Nigerian artist, George Osodi, talks about his exhibition in London, last year. New African went to meet the young artist behind it and talk about his work.
The Nigerian Monarch’s exhibition was the work of George Osodi, one of Nigeria’s most feted photographers, and featured portraits of Nigeria’s traditional chiefs, sometimes alone, sometimes with their retinue. It would be fair to say that the exhibition was very well received even though it represented just a half-way stage in the process that Osodi describes as a bid to “document and archive” Nigerian culture.
But, curiously, the rapturous reviews of Osodi’s Nigerian Monarchs exhibition seemed to focus solely on that subject – they did little to explain that this photographer has had many achievements, including a portfolio of photographs from the Niger Delta, published as a book, that told the story of the terrible environmental degradation wrought by the oil industry (see New African, January 2012).
How Osodi became a photographer is a story in itself. He was working in the financial sector, for the Nigerian subsidiary of the giant French bank, Société Générale. But he felt unfulfilled and was searching for something else to do. He fell upon some old photography books in a local market, purchased them and studied them. He was hooked. He determined that he wanted to be a photographer. Continuing to work in the bank, he put aside money each month and gradually amassed the cameras, lenses and other paraphernalia he needed while using his spare time to take photographs. He says he was drawn to the natural world, and delighted in taking pictures of leaves, rocks, trees, the sky and other subjects.
Finally, he took the plunge and quit the security of his banker job. Then he made the rounds of all the newspapers and magazines in Lagos that might be able to offer him a commission or two. As Osodi tells it, the commissioning editors were less than bowled over by his natural world photographs, but he got a couple of jobs covering factory openings and press conferences – so he had his foot in the door. The other advantage of taking up newsroom work was he had plenty of film and the darkroom and processing services. But life was still tough.
He began selling-off all those things that were not needed for his photography, and gave up his comfortable “banking lifestyle” apartment to move into a tiny, modest room. His friends thought he was crazy, but he was determined. One day, he was travelling to an assignment when he noticed a particularly beautiful composition of sunlight streaming through the leaves of a majestic tree. He paused to take a couple of shots.
That evening, as well as processing the film for his assignment, he also processed and printed the tree photographs. These he put into the pigeon-hole of the editor of the Sunday edition of the paper he was working on. The editor liked the picture and used it as the cover of his Sunday Lifestyle section.
Shortly after his photograph appeared, he got a call from a European ambassador who asked him to come to see him. Osodi agreed, curious as to why the diplomat had summoned him. The ambassador explained that he had seen the photograph and was very impressed, being an amateur photographer himself.
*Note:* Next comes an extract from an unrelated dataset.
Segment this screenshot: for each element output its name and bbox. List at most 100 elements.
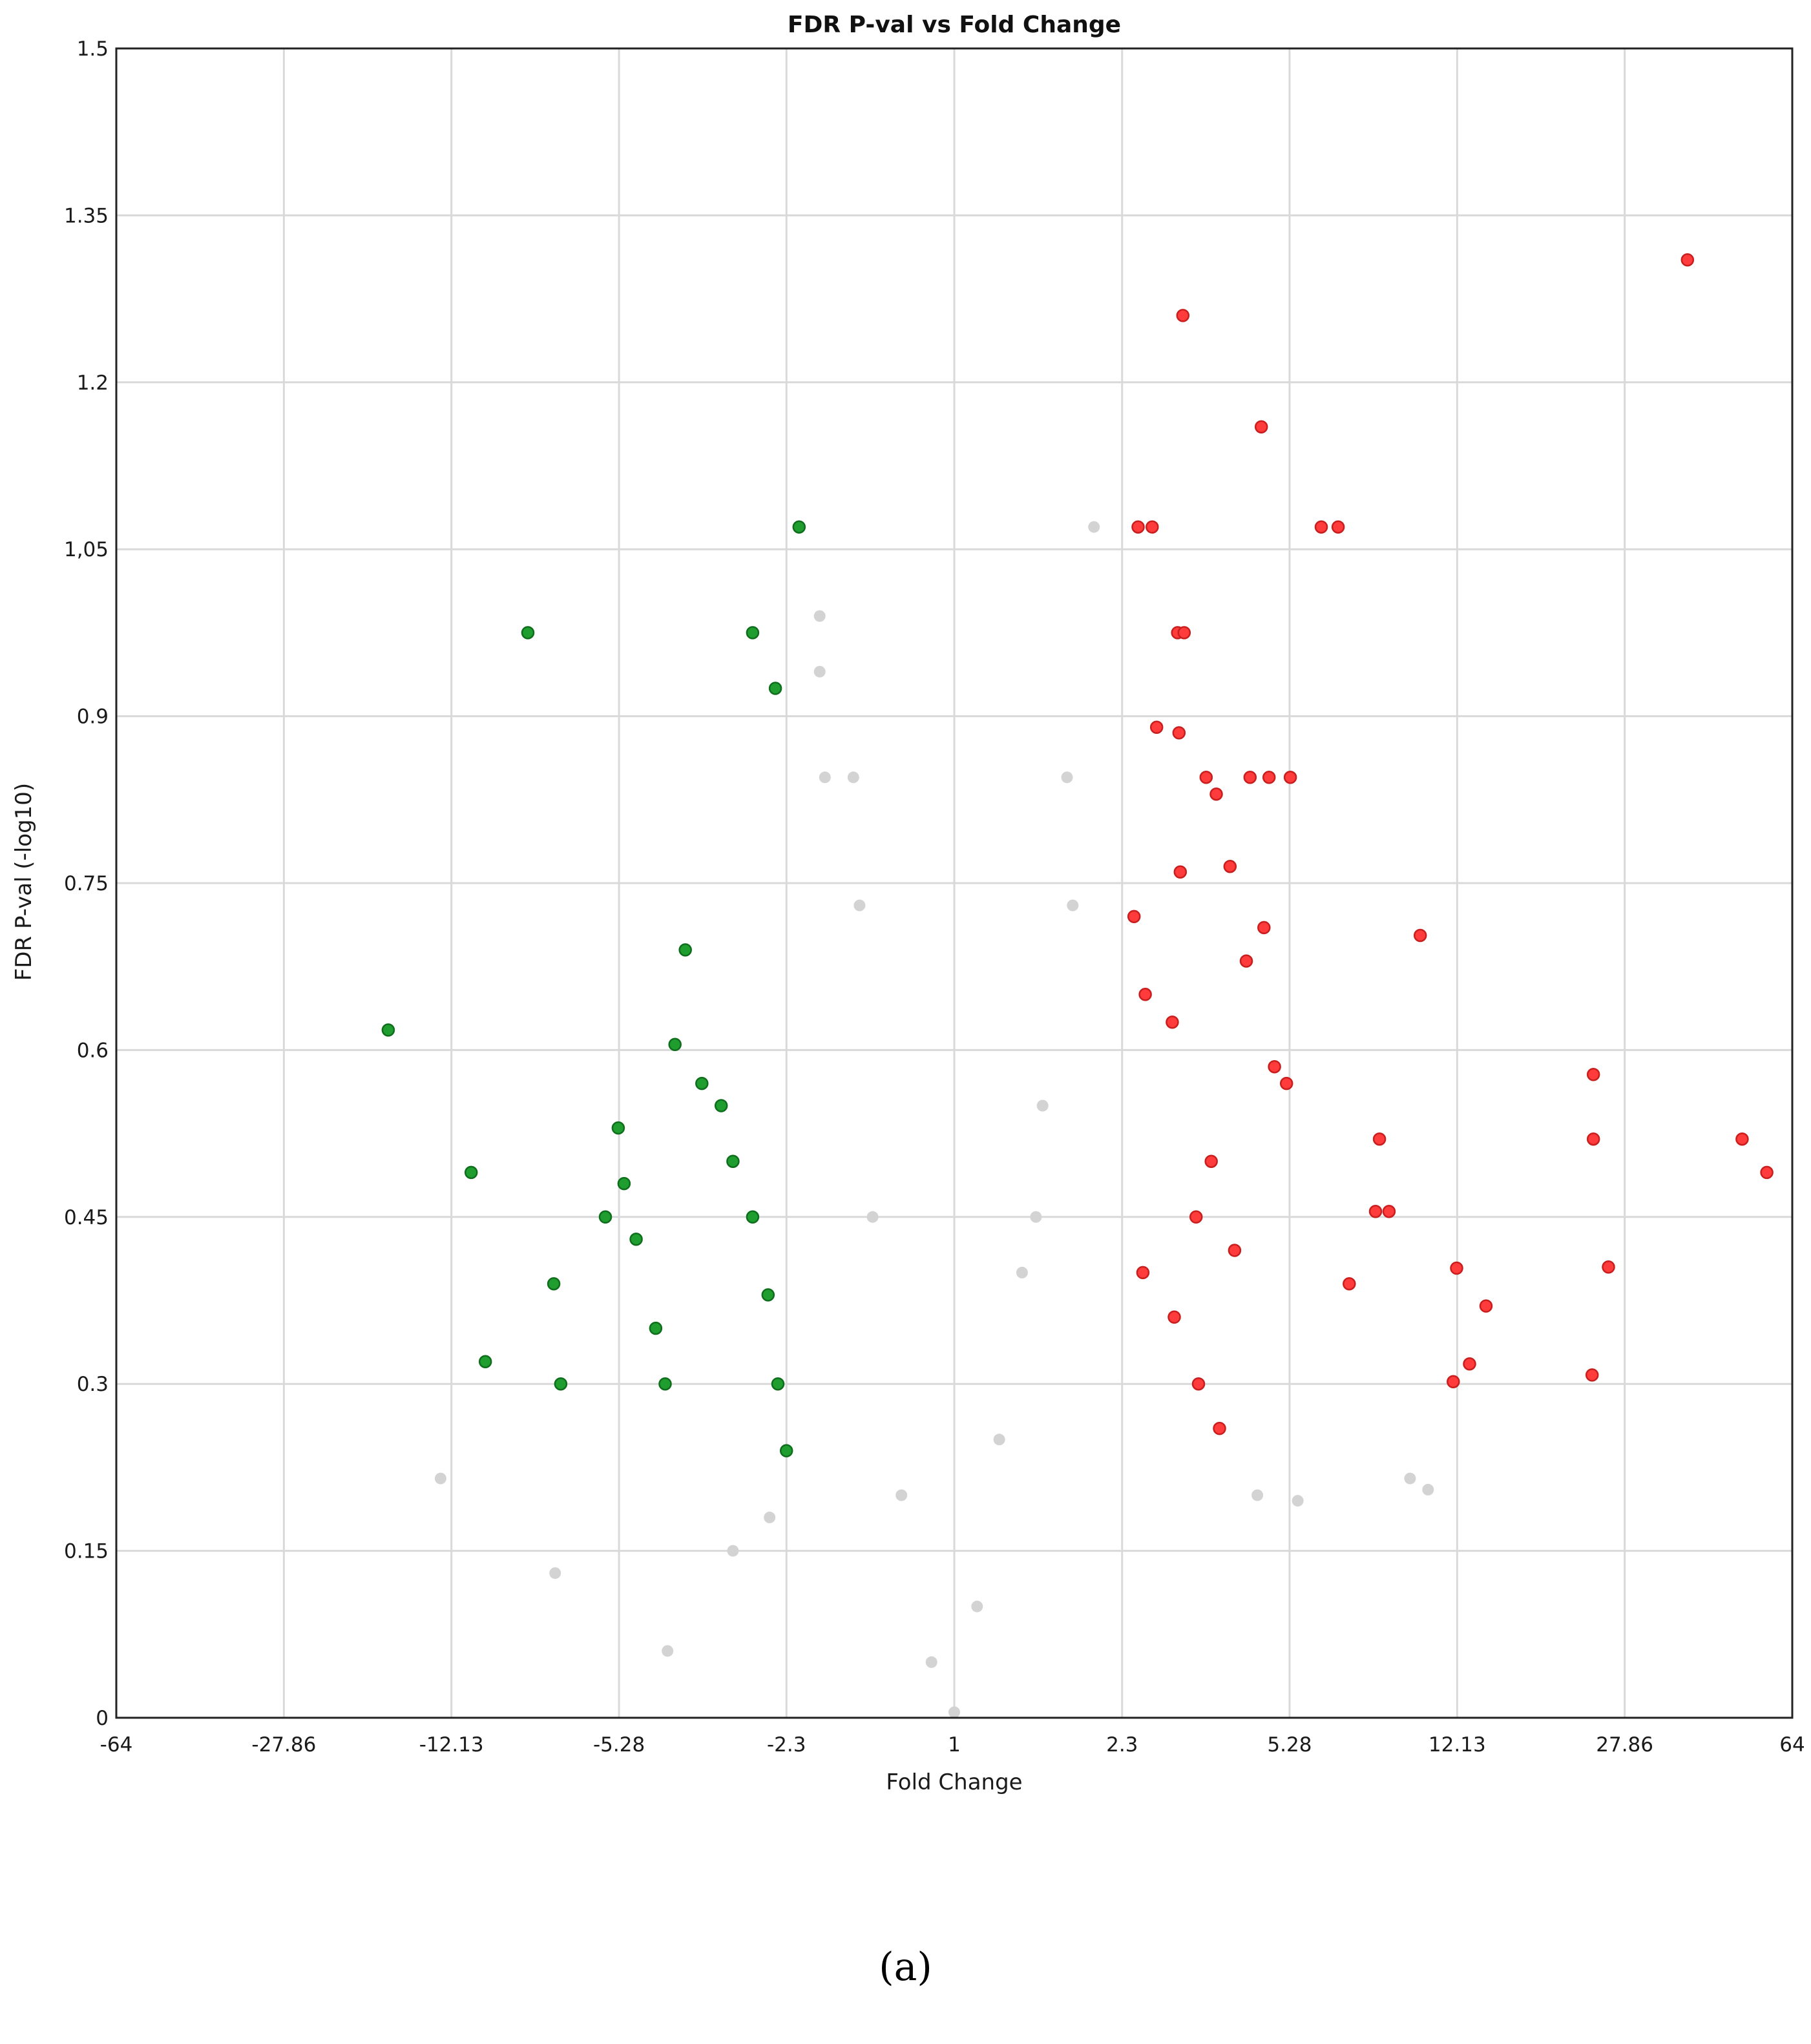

They had a long chat about how Osodi had got the image, discussing apertures, shutter speeds and all the esoteric details of taking a photo.
Finally, at the end of the meeting, the ambassador asked Osodi if he could come and take some photographs at a reception he was holding. That was the start of a long relationship, and it led to others in the diplomatic corps asking Osodi to work for them. It was a well-paid lifeline for the struggling photographer, and gave him the financial means to pursue other photography projects.
In a side room behind the main Nigerian Monarchs exhibition at the Bermondsey Project in London, Osodi also exhibited his photographs from one such project – the Calabar Festival. They are shot in the manner of the famous Malian photographers, Seydou Keitå and Malick Sidibé. Both these men began taking portrait photographs in their Bamako studios against elegant illustrative backdrops in much the same way that early photographers both in the West and in Africa would shoot individuals and family groups.
They are joyful, expressive images, full of humour and wit, and where the subjects (not taking themselves too seriously) pose in their own way, dressed to their own particular taste in costumes that themselves tell a story. The backdrops and props are also chosen carefully. As Osodi told New African: “There were all these little booths set up at the festival so that people could be photographed and take away a souvenir of the event. All I did was ask the owners of the booths to borrow them for a few minutes, giving them a little money. There was no shortage of people that wanted their photographs taken!”
Osodi is now back in Nigeria, working on his Nigerian Monarchs project, hoping to complete 100 portraits in all. Later this year, Nigeria celebrates the amalgamation of the northern and southern protectorates by the British colonial government. All the kingdoms were meshed together as a country in 1914.
The Nigerian Monarchs exhibition in London, even if only part-way through, has raised a huge amount of interest – as well as the funds for Osodi to continue his work through the sale of some of his limited edition works. And his agent, curator and producer, Ziggi Golding, is confident that by the time Osodi completes the Nigerian Monarchs assignment, a major exhibition of his work will travel around the world with, for example, major exhibitions in various US museums across America.